Some analysts say Mr. Obama is charting a careful and calculated course of neutrality, contrasting with the dangerous and costly military adventurism of his predecessor.
Asked about his relationship with Moscow, Mr. Obama, who lobs mild public taunts at Mr. Putin, said he doesn’t view the crises in Syria and Ukraine as part of a strategic contest between the U.S. and Russia.
“Our approach as the United States is not to see these as some Cold War chessboard in which we’re in competition with Russia,” Mr. Obama said Wednesday. “Our goal is to make sure that the people of Ukraine are able to make decisions for themselves about their future, that the people of Syria are able to make decisions without having bombs going off and killing women and children because a despot wants to cling to power.”
Some observers see consistency in Mr. Obama’s approach, rooted in a philosophy of avoiding military action after more than a decade of war in Iraq and Afghanistan. Mr. Obama came close to launching missile strikes on the Syrian regime last year after it used chemical weapons, but he backed off when Mr. Putin offered to broker a solution.
“The main constraint on the Obama administration is the domestic U.S. consensus — that after two wars, there is limited to nonexistent support for foreign entanglements,” said Robert Litwak, an analyst of the Middle East at the Woodrow Wilson International Center in Washington.
Others question whether U.S. interests are truly at stake in the conflicts.
“Even with Ukraine — historically part of the Russian empire and Soviet Union — I would love to have it leaning toward the U.S., but this is not a security issue for the West,” said Doug Bandow, a foreign policy analyst at the libertarian Cato Institute. “There’s nothing vital at stake. It’s kind of a geopolitical preference as opposed to a vital interest.”
White House aides said Mr. Obama is weighing “with urgency” sanctions against individuals in Ukraine because of the loss of life. In Syria, the administration has imposed a wide range of sanctions against the regime of President Bashar Assad and provided military aid to rebel groups, but those actions haven’t succeeded in toppling Mr. Assad or slowing the death toll in the war.
The U.S. also has spent more than $1 billion on humanitarian aid for Syrian refugees.
Conservatives worry that Mr. Obama’s approach to these conflicts is creating a power vacuum that encourages leaders like Mr. Putin and Mr. Assad.
“Forces who have grievances step up and try to do something, and they find that there’s no international order that is willing to step up and counter it,” Mr. Volker said. “The more they keep going, the more things get out of control. That’s what you’ve seen with Assad in Syria. He’s doubled down. You’ve seen it with the Egyptian military as well. They’ve doubled down. The Russians have doubled down. You see it with al Qaeda in Syria and Iraq. You see it with Iran moving Hezbollah into Syria.”
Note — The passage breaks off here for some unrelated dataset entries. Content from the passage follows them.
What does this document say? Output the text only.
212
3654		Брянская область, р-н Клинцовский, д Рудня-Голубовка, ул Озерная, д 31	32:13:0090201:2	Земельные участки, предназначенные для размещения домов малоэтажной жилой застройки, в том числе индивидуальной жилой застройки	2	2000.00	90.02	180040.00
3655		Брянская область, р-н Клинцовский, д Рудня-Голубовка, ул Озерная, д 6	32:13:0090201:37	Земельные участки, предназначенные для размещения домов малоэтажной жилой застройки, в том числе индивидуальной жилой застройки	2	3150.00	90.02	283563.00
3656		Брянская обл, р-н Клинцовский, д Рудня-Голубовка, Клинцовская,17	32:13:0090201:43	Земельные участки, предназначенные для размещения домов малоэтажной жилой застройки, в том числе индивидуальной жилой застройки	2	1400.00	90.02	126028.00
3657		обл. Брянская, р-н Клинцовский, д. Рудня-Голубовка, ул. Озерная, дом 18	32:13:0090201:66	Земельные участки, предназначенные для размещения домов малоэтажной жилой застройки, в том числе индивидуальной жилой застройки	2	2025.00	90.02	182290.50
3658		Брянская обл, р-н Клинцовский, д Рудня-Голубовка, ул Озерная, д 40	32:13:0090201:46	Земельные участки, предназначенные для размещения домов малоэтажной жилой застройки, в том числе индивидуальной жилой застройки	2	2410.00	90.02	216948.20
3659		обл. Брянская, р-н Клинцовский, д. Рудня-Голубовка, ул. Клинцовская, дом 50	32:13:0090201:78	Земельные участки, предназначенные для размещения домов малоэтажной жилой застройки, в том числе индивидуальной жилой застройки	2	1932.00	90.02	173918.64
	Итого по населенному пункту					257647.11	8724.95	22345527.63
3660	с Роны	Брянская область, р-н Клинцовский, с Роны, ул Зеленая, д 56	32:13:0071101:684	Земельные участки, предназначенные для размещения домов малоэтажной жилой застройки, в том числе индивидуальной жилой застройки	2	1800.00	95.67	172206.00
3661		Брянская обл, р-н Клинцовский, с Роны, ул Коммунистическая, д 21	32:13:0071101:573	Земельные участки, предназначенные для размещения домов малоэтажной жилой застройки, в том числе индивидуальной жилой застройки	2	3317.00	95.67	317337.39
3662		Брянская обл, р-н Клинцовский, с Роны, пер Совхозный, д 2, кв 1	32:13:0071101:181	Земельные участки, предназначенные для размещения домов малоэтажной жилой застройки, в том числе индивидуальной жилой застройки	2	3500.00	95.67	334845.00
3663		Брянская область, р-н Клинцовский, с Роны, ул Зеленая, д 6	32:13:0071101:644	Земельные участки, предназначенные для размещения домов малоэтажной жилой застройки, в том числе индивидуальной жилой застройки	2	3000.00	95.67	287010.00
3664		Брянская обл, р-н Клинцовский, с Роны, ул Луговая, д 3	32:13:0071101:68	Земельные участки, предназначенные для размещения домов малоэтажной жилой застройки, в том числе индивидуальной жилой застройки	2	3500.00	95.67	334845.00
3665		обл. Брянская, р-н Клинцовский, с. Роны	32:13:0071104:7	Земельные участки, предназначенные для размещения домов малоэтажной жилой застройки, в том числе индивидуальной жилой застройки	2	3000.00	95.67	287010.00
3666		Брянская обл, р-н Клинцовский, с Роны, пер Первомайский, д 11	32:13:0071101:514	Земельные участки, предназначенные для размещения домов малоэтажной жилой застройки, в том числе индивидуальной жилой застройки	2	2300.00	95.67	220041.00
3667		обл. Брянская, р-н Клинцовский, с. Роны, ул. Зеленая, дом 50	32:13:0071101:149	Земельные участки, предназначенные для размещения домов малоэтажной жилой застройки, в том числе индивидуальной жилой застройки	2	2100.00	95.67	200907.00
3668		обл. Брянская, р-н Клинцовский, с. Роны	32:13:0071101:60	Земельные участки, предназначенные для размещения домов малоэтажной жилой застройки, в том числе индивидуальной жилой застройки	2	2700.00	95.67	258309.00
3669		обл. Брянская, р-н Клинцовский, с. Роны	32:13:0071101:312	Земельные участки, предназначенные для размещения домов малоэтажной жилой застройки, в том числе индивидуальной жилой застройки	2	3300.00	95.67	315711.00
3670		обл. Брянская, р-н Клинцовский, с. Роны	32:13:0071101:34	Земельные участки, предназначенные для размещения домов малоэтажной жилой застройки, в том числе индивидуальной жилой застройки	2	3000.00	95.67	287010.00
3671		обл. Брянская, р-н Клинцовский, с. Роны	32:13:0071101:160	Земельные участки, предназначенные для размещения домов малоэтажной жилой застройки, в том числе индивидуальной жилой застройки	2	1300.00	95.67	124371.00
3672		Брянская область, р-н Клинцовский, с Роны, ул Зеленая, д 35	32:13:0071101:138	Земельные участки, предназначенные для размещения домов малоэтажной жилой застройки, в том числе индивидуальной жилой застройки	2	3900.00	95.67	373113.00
Mr. Volker’s institute was formed by Sen. John McCain, Arizona Republican and a frequent critic of Mr. Obama’s foreign policy.
Mr. Bolton said the president “does not live in the real world of power.”
“Other countries are watching the inability or unwillingness of the United States and Europe to do anything about this,” Mr. Bolton said on Fox News. “This is just a terrible display of American withdrawal and neo-isolationism on the part of Obama.”
White House deputy press secretary Joshua Earnest tried to brush aside accusations that Mr. Putin is getting the better of Mr. Obama by expanding his “spheres of influence” in Ukraine and Syria.
“It is not in Russia’s interest and it’s not in the world’s interest for there to be this continued violence and instability in Ukraine,” Mr. Earnest said. “It is not in Russia’s interest, I think, as they themselves have said, for their client state, Syria, to be coming apart at the seams based on some sectarian tensions.”